Ketiga, membangkitkan semangat kerja keras bagi generasi muda dan anak-anak. Kehidupan adalah milik masa depan. Masa depan tersebut sangat bergantung dari keadaan generasi mudanya. Generasi muda dibentuk oleh masa anak-anak. Apabila anak-anak sudah kuat karakter hidupnya untuk bersemangat dan kerja keras, tentu mereka akan gigih melawan kemiskinan. Sebaliknya, meninggalkan generasi dan anak-anak yang lemah, bencana bagi bangsa ini dimasa mendatang. Semenjak kecil, anak-anak dilatih untuk menghadapi kesulitan demi kesulitan agar tangguh. Mengapa sejak kecil harus dilatih? karena kecakapan seseorang yang paling berpengaruh didasarkan pada penguasaan pengalaman mereka. Jika semenjak kecil, anak-anak dibiasakan untuk berlatih kerja keras dan mandiri serta bertanggung jawab, maka akan menjadi orang yang kuat menghadapi permasalahan hidupnya. Apabila anak dibiasakan menadahkan tangan dan meminta-meminta, maka akan tertanam di benaknya untuk hidup dari pemberian dan belas kasihan orang lain. Pengalaman mereka itulah yang akan banyak menuntun mereka membaca kehidupannya kelak dimasa mendatang. Ironinya, banyak kalangan dhuafa’ yang menjadikan anak-anak mereka sebagai pengais rezeki, seperti penjualan anak-anak dan kerja-kerja jalanan saat masih dibawah umur.
Menerjunkan anak pada kerja-kerja eksploitatif, menyebabkan kemiskinan sistemis menghegemonik mereka. Untuk itulah, kesadaran mendidikan anak menjadi rajin belajar, kerja keras merupakan bentuk keluar dari mata rantai kemiskinan.
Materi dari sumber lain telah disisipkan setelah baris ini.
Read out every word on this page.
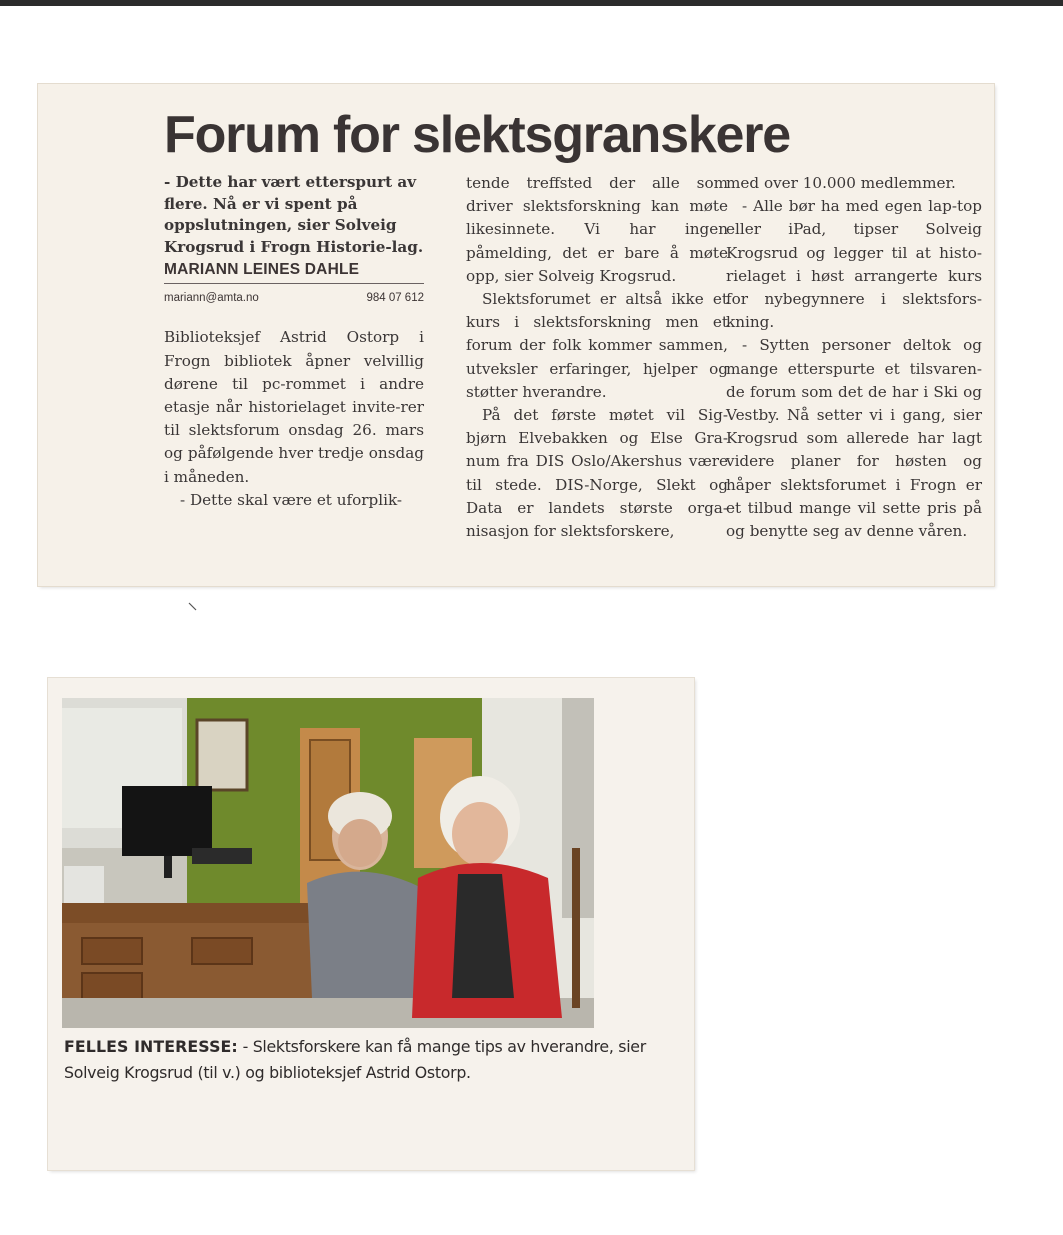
Forum for slektsgranskere

- Dette har vært etterspurt av flere. Nå er vi spent på oppslutningen, sier Solveig Krogsrud i Frogn Historie-lag.

MARIANN LEINES DAHLE
mariann@amta.no	984 07 612

Biblioteksjef Astrid Ostorp i Frogn bibliotek åpner velvillig dørene til pc-rommet i andre etasje når historielaget invite-rer til slektsforum onsdag 26. mars og påfølgende hver tredje onsdag i måneden.

- Dette skal være et uforplik-

tende treffsted der alle som driver slektsforskning kan møte likesinnete. Vi har ingen påmelding, det er bare å møte opp, sier Solveig Krogsrud.

Slektsforumet er altså ikke et kurs i slektsforskning men et forum der folk kommer sammen, utveksler erfaringer, hjelper og støtter hverandre.

På det første møtet vil Sig-bjørn Elvebakken og Else Gra-num fra DIS Oslo/Akershus være til stede. DIS-Norge, Slekt og Data er landets største orga-nisasjon for slektsforskere,

med over 10.000 medlemmer.

- Alle bør ha med egen lap-top eller iPad, tipser Solveig Krogsrud og legger til at histo-rielaget i høst arrangerte kurs for nybegynnere i slektsfors-kning.

- Sytten personer deltok og mange etterspurte et tilsvaren-de forum som det de har i Ski og Vestby. Nå setter vi i gang, sier Krogsrud som allerede har lagt videre planer for høsten og håper slektsforumet i Frogn er et tilbud mange vil sette pris på og benytte seg av denne våren.

FELLES INTERESSE: - Slektsforskere kan få mange tips av hverandre, sier Solveig Krogsrud (til v.) og biblioteksjef Astrid Ostorp.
3. Kemiskinan Mendekatkan kepada Kekufuran

Kaadal Fakru ayyakuuna Kufran

Hampir saja kemiskinan mendekatkan kedpada kekufuran.

Bila keadaan sudah susah dan segala kebutuhan hiduop tidak teropnuhi, sementara semakin kehidupan membutuhkan biaya hidup untuk keluarga anak dan isteri, apalagi dalam hidup hari yang serba susah dan serba mahal, dan bila kita tidak membantu mereka yang dhua’fa bisa saj mereka putus asa, bunuh diri atau menggadikan diri dan emnggadaikan akidahnya attau bertukar agama, karena tak tahan menderita dengan kemiskinan

4. Akibat Men yia-nyiakan Kaum dhua’fa

"Sebaik-baik kamu ialah orang yang banyak manfaatnya (kebaikannya) kepada orang lain."

Oleh karena itu, ciri manusia sosial menurut Islam ialah kepentingan pribadinya diletakkan dalam kerangka kesadaran akan kewajibannya sebagai makhluk sosial.
Kesetiakawanan dan cinta kasih inilah yang pernah dicontohkan Nabi Muhammad SAW dan sahabat-sahabatnya. Inilah ajaran iman dan amal shalih yang diajarkan oleh Rasulullah SAW berupa akhlak rabbani dan akhlak insani.